O investigado foi localizado em Guaxupé e conduzido sob escolta da Polícia Federal até o município para a instalação do equipamento.
A medida integra a terceira fase da Operação Compliance Zero, que apura crimes como ameaça, corrupção, lavagem de dinheiro e invasão de dispositivos informáticos, supostamente praticados por organização criminosa ligada ao empresário Daniel Vorcaro, proprietário do Banco Master.
De acordo com a decisão judicial, o ex-diretor teria atuado informalmente em favor dos interesses da instituição financeira que estava sob supervisão da própria autarquia à qual era vinculado.
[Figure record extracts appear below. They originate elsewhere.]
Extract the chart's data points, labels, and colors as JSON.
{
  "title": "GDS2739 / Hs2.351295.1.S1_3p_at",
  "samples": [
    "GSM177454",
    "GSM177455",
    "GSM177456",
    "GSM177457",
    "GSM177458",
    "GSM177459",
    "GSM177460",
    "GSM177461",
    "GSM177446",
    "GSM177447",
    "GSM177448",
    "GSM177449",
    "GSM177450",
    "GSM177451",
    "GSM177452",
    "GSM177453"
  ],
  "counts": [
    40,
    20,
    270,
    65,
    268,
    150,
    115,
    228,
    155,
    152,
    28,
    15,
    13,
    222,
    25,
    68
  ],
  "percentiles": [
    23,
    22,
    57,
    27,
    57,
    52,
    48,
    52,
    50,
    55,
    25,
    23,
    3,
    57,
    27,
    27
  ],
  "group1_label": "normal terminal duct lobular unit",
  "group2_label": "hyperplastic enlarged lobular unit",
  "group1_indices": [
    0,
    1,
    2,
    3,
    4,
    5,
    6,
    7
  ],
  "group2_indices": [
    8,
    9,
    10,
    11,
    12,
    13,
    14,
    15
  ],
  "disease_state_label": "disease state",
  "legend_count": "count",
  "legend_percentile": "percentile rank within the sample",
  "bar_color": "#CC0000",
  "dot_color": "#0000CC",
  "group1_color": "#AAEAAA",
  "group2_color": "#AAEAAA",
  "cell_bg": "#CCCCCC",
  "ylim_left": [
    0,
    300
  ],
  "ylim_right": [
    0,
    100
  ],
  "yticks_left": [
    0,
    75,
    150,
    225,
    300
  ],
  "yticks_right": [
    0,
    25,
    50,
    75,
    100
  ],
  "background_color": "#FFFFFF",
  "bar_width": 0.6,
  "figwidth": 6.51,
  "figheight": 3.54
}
Outros três investigados também foram alvos de medidas cautelares:
– Belline Santana, ex-servidor do Banco Central, apontado como consultor informal de Vorcaro em temas relacionados à autarquia;
– Leonardo Augusto Furtado Palhares, responsável pela empresa Varajo Consultoria Empresarial Sociedade Unipessoal, que teria atuado na formalização de instrumentos contratuais no contexto das tratativas do grupo;
– Ana Cláudia Queiroz de Paiva, sócia da empresa Super Empreendimentos, apontada como responsável por gerir transferências financeiras destinadas a custear atividades atribuídas à chamada milícia privada.
Prisões e mandados
Além das medidas cautelares, a Polícia Federal cumpriu quatro mandados de prisão preventiva e 15 de busca e apreensão nos estados de Minas Gerais e São Paulo.
As ordens foram autorizadas pelo ministro André Mendonça, do Supremo Tribunal Federal.
Foram presos durante a operação:
– Daniel Vorcaro;
– Fabiano Campos Zettel, apontado como apoiador direto das atividades do empresário;
– Luiz Phillipi Machado de Moraes Mourão, que, segundo as investigações, atuava na obtenção de informações sigilosas e monitoramento de pessoas;
– Marilson Roseno da Silva, identificado como integrante da estrutura paralela de monitoramento e intimidação vinculada ao grupo investigado.
A investigação segue em andamento e, conforme a Polícia Federal, novas diligências não estão descartadas.